Tuesday, August 14, 2012

Cross-border Leasing


Gaining much popularity in recent days, the basic concept of leasing, goes way back in financing history. Generally, leasing refers to the sale of the usufruct, not the sale of the item. As time demanded, clauses got modified and various type of leasing got introduced. Among them, Cross-border leasing is considered one of the financial world's most unusual niches. The sensitivity involved in arranging the tax-driven deals at the very heart of the business is the reason behind this claim. Also the publicity is positively discouraged and marketing is low key.

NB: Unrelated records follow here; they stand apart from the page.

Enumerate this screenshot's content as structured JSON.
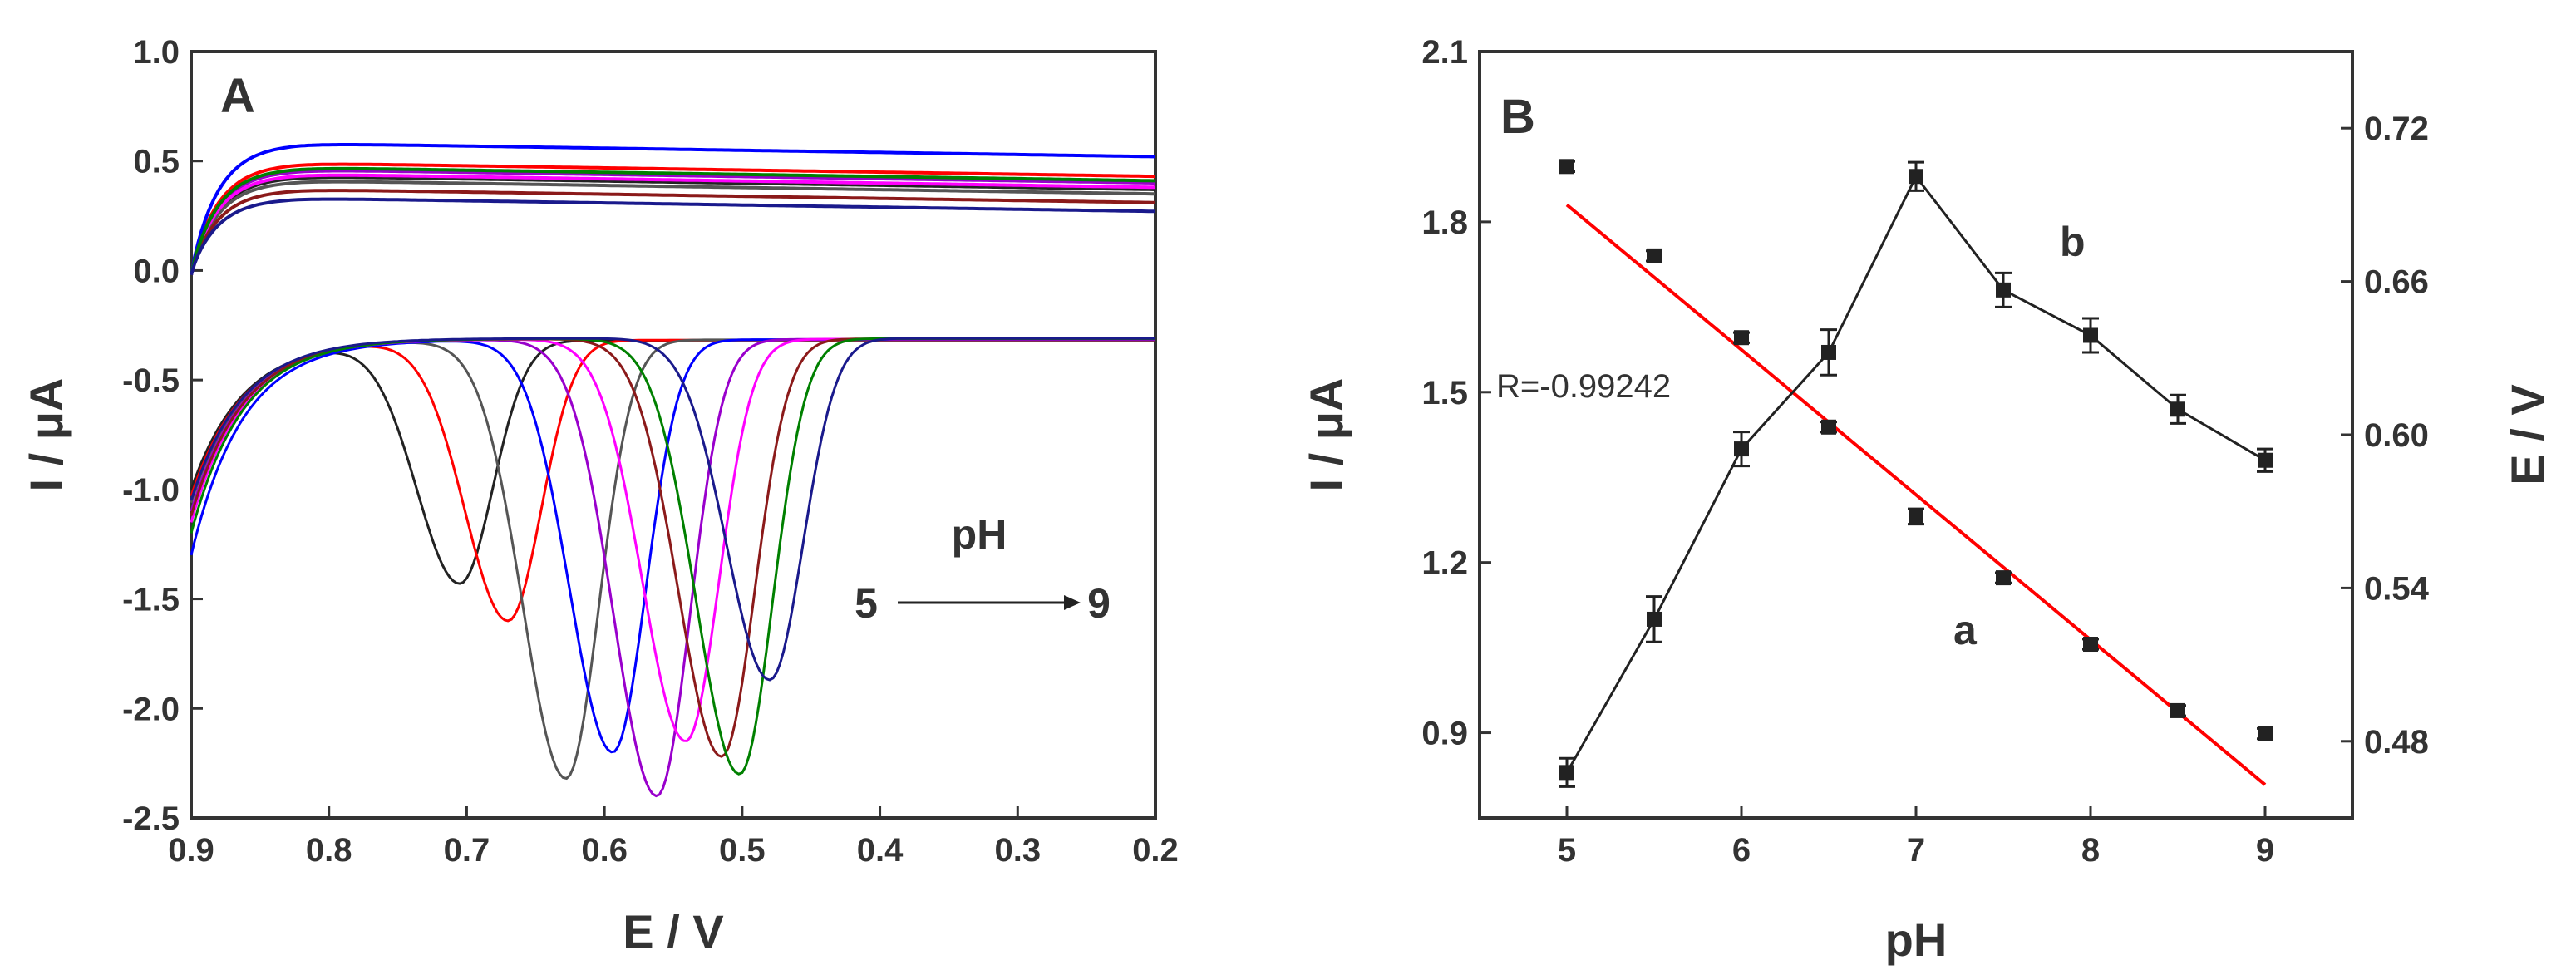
{
  "colors": {
    "black": "#222222",
    "red": "#ff0000",
    "gray": "#555555",
    "blue": "#0000ff",
    "magenta": "#ff00ff",
    "purple": "#9900cc",
    "brown": "#8b1a1a",
    "green": "#008000",
    "navy": "#1a1a8c",
    "axis": "#333333"
  },
  "chart_data": [
    {
      "type": "line",
      "panel_label": "A",
      "xlabel": "E / V",
      "ylabel": "I / μA",
      "xlim": [
        0.9,
        0.2
      ],
      "ylim": [
        -2.5,
        1.0
      ],
      "x_ticks": [
        "0.9",
        "0.8",
        "0.7",
        "0.6",
        "0.5",
        "0.4",
        "0.3",
        "0.2"
      ],
      "y_ticks": [
        "1.0",
        "0.5",
        "0.0",
        "-0.5",
        "-1.0",
        "-1.5",
        "-2.0",
        "-2.5"
      ],
      "annotation": {
        "title": "pH",
        "from": "5",
        "to": "9"
      },
      "series": [
        {
          "pH": 5.0,
          "color": "black",
          "peak_E": 0.705,
          "peak_I": -1.43,
          "cap_top": 0.43,
          "start_I": -1.0
        },
        {
          "pH": 5.5,
          "color": "red",
          "peak_E": 0.67,
          "peak_I": -1.6,
          "cap_top": 0.49,
          "start_I": -1.03
        },
        {
          "pH": 6.0,
          "color": "gray",
          "peak_E": 0.628,
          "peak_I": -2.32,
          "cap_top": 0.41,
          "start_I": -1.06
        },
        {
          "pH": 6.5,
          "color": "blue",
          "peak_E": 0.594,
          "peak_I": -2.2,
          "cap_top": 0.58,
          "start_I": -1.3
        },
        {
          "pH": 7.0,
          "color": "purple",
          "peak_E": 0.562,
          "peak_I": -2.4,
          "cap_top": 0.46,
          "start_I": -1.1
        },
        {
          "pH": 7.5,
          "color": "magenta",
          "peak_E": 0.541,
          "peak_I": -2.15,
          "cap_top": 0.44,
          "start_I": -1.15
        },
        {
          "pH": 8.0,
          "color": "brown",
          "peak_E": 0.515,
          "peak_I": -2.22,
          "cap_top": 0.37,
          "start_I": -1.12
        },
        {
          "pH": 8.5,
          "color": "green",
          "peak_E": 0.502,
          "peak_I": -2.3,
          "cap_top": 0.47,
          "start_I": -1.2
        },
        {
          "pH": 9.0,
          "color": "navy",
          "peak_E": 0.48,
          "peak_I": -1.87,
          "cap_top": 0.33,
          "start_I": -1.05
        }
      ]
    },
    {
      "type": "scatter",
      "panel_label": "B",
      "xlabel": "pH",
      "ylabel_left": "I / μA",
      "ylabel_right": "E / V",
      "xlim": [
        4.5,
        9.5
      ],
      "ylim_left": [
        0.75,
        2.1
      ],
      "ylim_right": [
        0.45,
        0.75
      ],
      "x_ticks": [
        "5",
        "6",
        "7",
        "8",
        "9"
      ],
      "y_ticks_left": [
        "0.9",
        "1.2",
        "1.5",
        "1.8",
        "2.1"
      ],
      "y_ticks_right": [
        "0.48",
        "0.54",
        "0.60",
        "0.66",
        "0.72"
      ],
      "correlation": "R=-0.99242",
      "series": [
        {
          "name": "a",
          "axis": "right",
          "label": "a",
          "x": [
            5,
            5.5,
            6,
            6.5,
            7,
            7.5,
            8,
            8.5,
            9
          ],
          "y": [
            0.705,
            0.67,
            0.638,
            0.603,
            0.568,
            0.544,
            0.518,
            0.492,
            0.483
          ],
          "err": [
            0.002,
            0.002,
            0.002,
            0.002,
            0.003,
            0.002,
            0.002,
            0.002,
            0.002
          ],
          "fit": {
            "x": [
              5,
              9
            ],
            "y": [
              0.69,
              0.463
            ]
          }
        },
        {
          "name": "b",
          "axis": "left",
          "label": "b",
          "x": [
            5,
            5.5,
            6,
            6.5,
            7,
            7.5,
            8,
            8.5,
            9
          ],
          "y": [
            0.83,
            1.1,
            1.4,
            1.57,
            1.88,
            1.68,
            1.6,
            1.47,
            1.38
          ],
          "err": [
            0.025,
            0.04,
            0.03,
            0.04,
            0.025,
            0.03,
            0.03,
            0.025,
            0.02
          ]
        }
      ]
    }
  ]
}
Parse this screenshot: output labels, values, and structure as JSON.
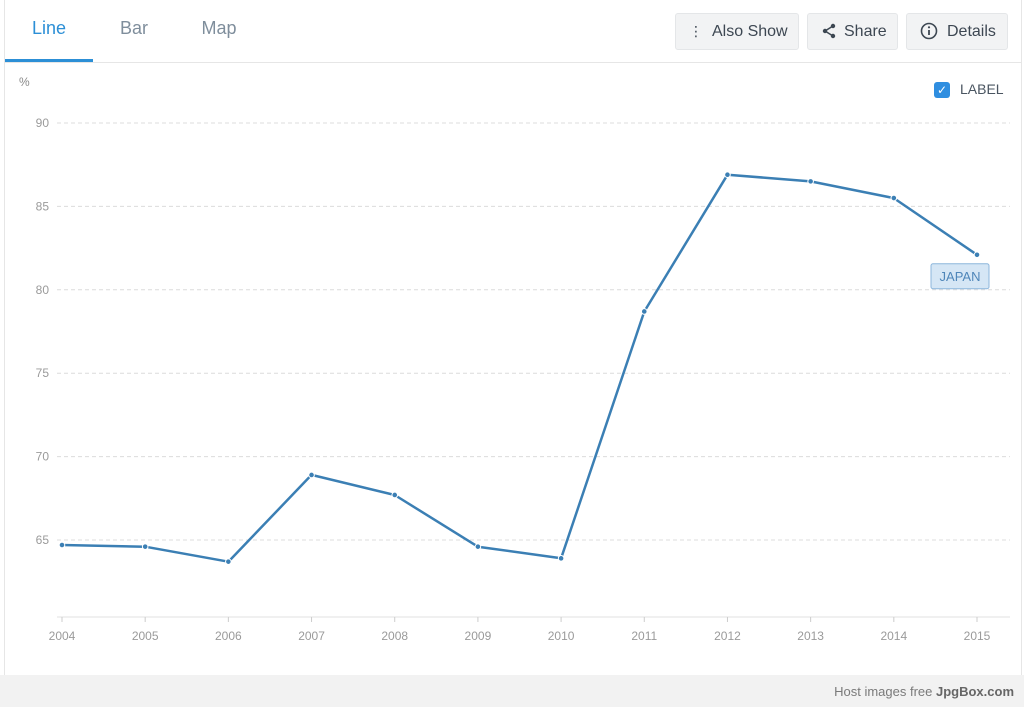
{
  "tabs": [
    {
      "label": "Line",
      "active": true
    },
    {
      "label": "Bar",
      "active": false
    },
    {
      "label": "Map",
      "active": false
    }
  ],
  "toolbar": {
    "also_show_label": "Also Show",
    "share_label": "Share",
    "details_label": "Details"
  },
  "label_toggle": {
    "text": "LABEL",
    "checked": true
  },
  "footer": {
    "prefix": "Host images free ",
    "brand": "JpgBox.com"
  },
  "colors": {
    "accent": "#2c8fd6",
    "line": "#3b7fb4",
    "grid": "#dcdcdc"
  },
  "chart_data": {
    "type": "line",
    "ylabel": "%",
    "x": [
      "2004",
      "2005",
      "2006",
      "2007",
      "2008",
      "2009",
      "2010",
      "2011",
      "2012",
      "2013",
      "2014",
      "2015"
    ],
    "series": [
      {
        "name": "JAPAN",
        "values": [
          64.7,
          64.6,
          63.7,
          68.9,
          67.7,
          64.6,
          63.9,
          78.7,
          86.9,
          86.5,
          85.5,
          82.1
        ]
      }
    ],
    "yticks": [
      65,
      70,
      75,
      80,
      85,
      90
    ],
    "ylim": [
      60,
      92
    ],
    "grid": true
  }
}
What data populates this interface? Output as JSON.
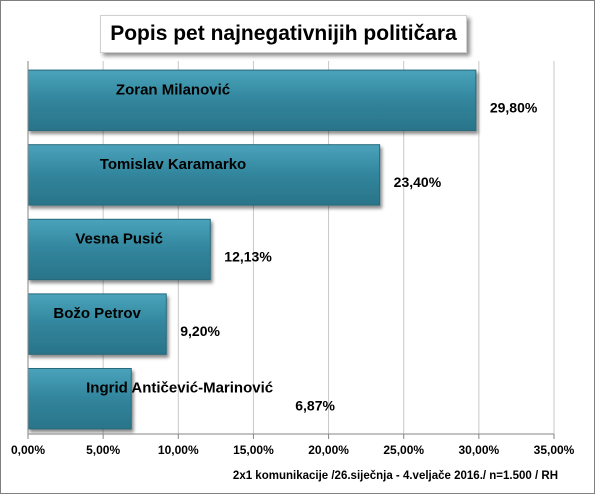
{
  "chart_data": {
    "type": "bar",
    "orientation": "horizontal",
    "title": "Popis pet najnegativnijih političara",
    "categories": [
      "Zoran Milanović",
      "Tomislav Karamarko",
      "Vesna Pusić",
      "Božo Petrov",
      "Ingrid Antičević-Marinović"
    ],
    "values": [
      29.8,
      23.4,
      12.13,
      9.2,
      6.87
    ],
    "value_labels": [
      "29,80%",
      "23,40%",
      "12,13%",
      "9,20%",
      "6,87%"
    ],
    "xlim": [
      0,
      35
    ],
    "xticks": [
      0,
      5,
      10,
      15,
      20,
      25,
      30,
      35
    ],
    "xtick_labels": [
      "0,00%",
      "5,00%",
      "10,00%",
      "15,00%",
      "20,00%",
      "25,00%",
      "30,00%",
      "35,00%"
    ],
    "xlabel": "",
    "ylabel": "",
    "grid": "vertical",
    "bar_color": "#31859c",
    "note": "2x1 komunikacije /26.siječnja - 4.veljače 2016./ n=1.500 / RH"
  }
}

In a Cross-border leasing arrangement, the contract is signed between the lessee and the lessor dwelling or situated in two or different countries. Regarding Cross-border leasing, some notable tax shelter and avoidance related additional issues are often discussed. To arbitrage the difference in the tax laws of various jurisdictions, the Cross-border leasing is mostly practiced in some EU countries, normally between the US and a European country. In simple words, someone is living in UK leasing a car fleet from Germany much cheaper than UK by using the different VAT rules for vehicles in Germany. There is a common misconception that the countries under the EU go with the similar VAT rules. The reality is EU drawn a common outline or general guideline and every country then suitably implemented that within its own VAT system.

When a business situated in UK leases a vehicle from a UK leasing company, has to pay a 17.5 percent VAT on the leasing charges and for using the vehicle on both business and non-business intentions will recover them only half of the VAT money they paid. On the other hand, if the same business leases a vehicle from a German lessor, has to pay 16 percent German VAT on the lease. Additionally, under the German VAT rules a full recovery of the whole amount does an immediate saving for the lessee.

Now from the German lessor’s viewpoint, while sourcing the vehicle in the UK abiding the UK rules like UK specification, right hand drive etc. either he has to buy it or lease it from another leasing company (third party or related). Whatever the method he chooses an UK VAT will be due on him. But this amount is fully recoverable and the German Leaseco can recover it from the UK VAT authorities as the vehicle is going to be used leaseco’s business.

The VAT recovery from other countries is only applicable within the EU. The system also faces few problems in some countries. Leading to costly litigation may make the foreign VAT authorities to refuse to refund the VAT amount. Even though quarterly claims are possible to make but still a cash flow cost occurs as it takes about 6 months to get the refund in both Germany and UK. Additionally, extra costs and a corporation tax will be charged in Germany while setting up a leasing operation.

Now a day leasing companies are being pressurized for considering to introduce this kind of scheme by their customers, especially the customers with large fleets are exerting good deals of pressure. This type of consumers are capable of going alone and set up their own cross border leaseco, risking the business of the leasing companies.